What does this PR do?

Add support for GGUF Phi-3 Use https://github.com/huggingface/transformers/pull/31175 as a guide for adding gguf support for phi3

Fixes https://github.com/huggingface/transformers/issues/31826

Before submitting

[ ] This PR fixes a typo or improves the docs (you can dismiss the other checks if that's the case).
[ ] Did you read the contributor guideline, Pull Request section?
[ ] Was this discussed/approved via a Github issue or the forum? Please add a link to it if that's the case.
[ ] Did you make sure to update the documentation with your changes? Here are the documentation guidelines, and here are tips on formatting docstrings.
[ ] Did you write any new necessary tests?

Who can review?

Anyone in the community is free to review the PR once the tests have passed. Feel free to tag members/contributors who may be interested in your PR.

Jul 08 '24 16:07 a8nova

@khalidmohammedet

Jul 08 '24 16:07 a8nova

cc @SunMarc

Jul 08 '24 17:07 amyeroberts

Hi @SunMarc @amyeroberts - while testing my changes I was running into a failure. I checked Qwen2's test and it also has same failure. I am attaching error below, I am running this on a colab T4 GPU, any ideas why qwen2's GGUF loading also failing for me? Command to repro below failure: python -m pytest -v ./tests/quantization/ggml/test_ggml.py::GgufIntegrationTests::test_qwen2_q4_0. Thanks!
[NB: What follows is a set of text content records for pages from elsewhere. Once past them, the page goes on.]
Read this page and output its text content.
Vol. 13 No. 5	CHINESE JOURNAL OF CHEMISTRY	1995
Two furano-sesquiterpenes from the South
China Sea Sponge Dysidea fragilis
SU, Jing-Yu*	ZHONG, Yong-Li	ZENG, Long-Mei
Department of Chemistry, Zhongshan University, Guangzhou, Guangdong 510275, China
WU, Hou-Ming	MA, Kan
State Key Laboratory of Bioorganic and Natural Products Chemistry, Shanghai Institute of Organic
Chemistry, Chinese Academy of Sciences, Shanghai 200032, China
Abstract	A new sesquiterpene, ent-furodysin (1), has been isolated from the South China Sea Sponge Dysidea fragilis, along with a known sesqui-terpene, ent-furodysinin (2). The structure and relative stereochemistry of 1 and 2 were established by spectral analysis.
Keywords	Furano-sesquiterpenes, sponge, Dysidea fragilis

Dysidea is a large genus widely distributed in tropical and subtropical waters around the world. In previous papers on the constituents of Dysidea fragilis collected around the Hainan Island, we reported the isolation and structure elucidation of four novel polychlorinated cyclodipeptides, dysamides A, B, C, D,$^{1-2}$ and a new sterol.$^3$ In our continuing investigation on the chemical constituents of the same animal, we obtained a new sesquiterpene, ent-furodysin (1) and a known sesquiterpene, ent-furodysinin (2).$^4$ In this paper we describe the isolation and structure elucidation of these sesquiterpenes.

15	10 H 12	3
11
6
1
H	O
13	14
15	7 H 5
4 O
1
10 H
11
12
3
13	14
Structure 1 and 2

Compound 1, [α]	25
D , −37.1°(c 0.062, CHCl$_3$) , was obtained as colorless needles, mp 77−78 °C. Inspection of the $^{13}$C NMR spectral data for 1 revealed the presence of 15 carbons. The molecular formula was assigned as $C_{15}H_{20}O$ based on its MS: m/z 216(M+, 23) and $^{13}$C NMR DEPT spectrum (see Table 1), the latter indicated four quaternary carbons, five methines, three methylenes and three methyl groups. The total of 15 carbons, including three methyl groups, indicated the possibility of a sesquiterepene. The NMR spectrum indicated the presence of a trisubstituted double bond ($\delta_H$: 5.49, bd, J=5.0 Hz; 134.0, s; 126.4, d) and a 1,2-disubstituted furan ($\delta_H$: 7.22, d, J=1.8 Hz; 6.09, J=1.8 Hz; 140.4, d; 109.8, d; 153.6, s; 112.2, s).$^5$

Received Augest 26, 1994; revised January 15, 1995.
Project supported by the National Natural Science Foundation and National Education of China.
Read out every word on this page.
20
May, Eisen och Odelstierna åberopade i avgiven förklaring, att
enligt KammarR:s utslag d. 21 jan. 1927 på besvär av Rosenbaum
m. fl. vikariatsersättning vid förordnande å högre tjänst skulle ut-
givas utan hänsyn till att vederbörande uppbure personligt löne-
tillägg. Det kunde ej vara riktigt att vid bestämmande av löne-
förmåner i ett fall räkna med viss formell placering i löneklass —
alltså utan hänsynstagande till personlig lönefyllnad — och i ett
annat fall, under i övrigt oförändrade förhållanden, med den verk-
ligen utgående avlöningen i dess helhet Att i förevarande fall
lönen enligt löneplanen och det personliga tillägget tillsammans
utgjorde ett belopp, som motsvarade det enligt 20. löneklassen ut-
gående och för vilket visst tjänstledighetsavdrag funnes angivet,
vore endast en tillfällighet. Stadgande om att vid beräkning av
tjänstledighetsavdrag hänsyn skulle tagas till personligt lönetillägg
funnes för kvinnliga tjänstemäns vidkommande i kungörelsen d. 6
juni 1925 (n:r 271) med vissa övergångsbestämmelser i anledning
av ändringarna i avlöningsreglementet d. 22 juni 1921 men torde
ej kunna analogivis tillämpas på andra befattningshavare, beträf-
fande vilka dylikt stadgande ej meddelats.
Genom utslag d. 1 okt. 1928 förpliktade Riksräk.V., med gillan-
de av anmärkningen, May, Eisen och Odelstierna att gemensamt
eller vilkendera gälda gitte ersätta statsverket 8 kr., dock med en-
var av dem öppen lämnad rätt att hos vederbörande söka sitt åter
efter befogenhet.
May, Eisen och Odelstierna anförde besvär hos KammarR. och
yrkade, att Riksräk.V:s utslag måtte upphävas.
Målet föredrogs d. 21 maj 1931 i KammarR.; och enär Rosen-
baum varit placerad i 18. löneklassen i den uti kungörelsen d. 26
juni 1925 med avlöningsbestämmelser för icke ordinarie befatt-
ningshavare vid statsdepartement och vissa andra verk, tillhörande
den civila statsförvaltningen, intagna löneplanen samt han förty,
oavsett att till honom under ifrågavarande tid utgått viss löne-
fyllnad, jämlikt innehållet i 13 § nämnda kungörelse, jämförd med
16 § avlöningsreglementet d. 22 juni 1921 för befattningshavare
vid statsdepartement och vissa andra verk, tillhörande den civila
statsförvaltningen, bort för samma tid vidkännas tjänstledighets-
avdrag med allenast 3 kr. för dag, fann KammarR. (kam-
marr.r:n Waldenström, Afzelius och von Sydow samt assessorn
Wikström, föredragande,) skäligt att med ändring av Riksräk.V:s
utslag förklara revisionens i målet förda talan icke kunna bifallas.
============================================= FAILURES =============================================
_______________________________ GgufIntegrationTests.test_qwen2_q4_0 _______________________________

self = <ggml.test_ggml.GgufIntegrationTests testMethod=test_qwen2_q4_0>

    def test_qwen2_q4_0(self):
        tokenizer = AutoTokenizer.from_pretrained(self.qwen2_model_id, gguf_file=self.q4_0_qwen2_model_id)
>       model = AutoModelForCausalLM.from_pretrained(
            self.qwen2_model_id, gguf_file=self.q4_0_qwen2_model_id, device_map="auto", torch_dtype=torch.float16
        )

tests/quantization/ggml/test_ggml.py:166: 
_ _ _ _ _ _ _ _ _ _ _ _ _ _ _ _ _ _ _ _ _ _ _ _ _ _ _ _ _ _ _ _ _ _ _ _ _ _ _ _ _ _ _ _ _ _ _ _ _ _ 
src/transformers/models/auto/auto_factory.py:564: in from_pretrained
    return model_class.from_pretrained(
src/transformers/modeling_utils.py:3583: in from_pretrained
    state_dict = load_gguf_checkpoint(gguf_path, return_tensors=True)["tensors"]
src/transformers/modeling_gguf_pytorch_utils.py:146: in load_gguf_checkpoint
    weights = load_dequant_gguf_tensor(shape=shape, ggml_type=tensor.tensor_type, data=tensor.data)
src/transformers/integrations/ggml.py:526: in load_dequant_gguf_tensor
    values = dequantize_q6_k(data)
_ _ _ _ _ _ _ _ _ _ _ _ _ _ _ _ _ _ _ _ _ _ _ _ _ _ _ _ _ _ _ _ _ _ _ _ _ _ _ _ _ _ _ _ _ _ _ _ _ _ 

data = memmap([[192,   8,  15, ..., 116, 211, 128],
        [144, 213, 102, ...,  56,  14, 129],
        [ 35,  71, 212, ...,...225,  22,   1],
        [112,  36, 159, ..., 225,  22,   1],
        [112,  36, 143, ..., 225,  22,   1]], dtype=uint8)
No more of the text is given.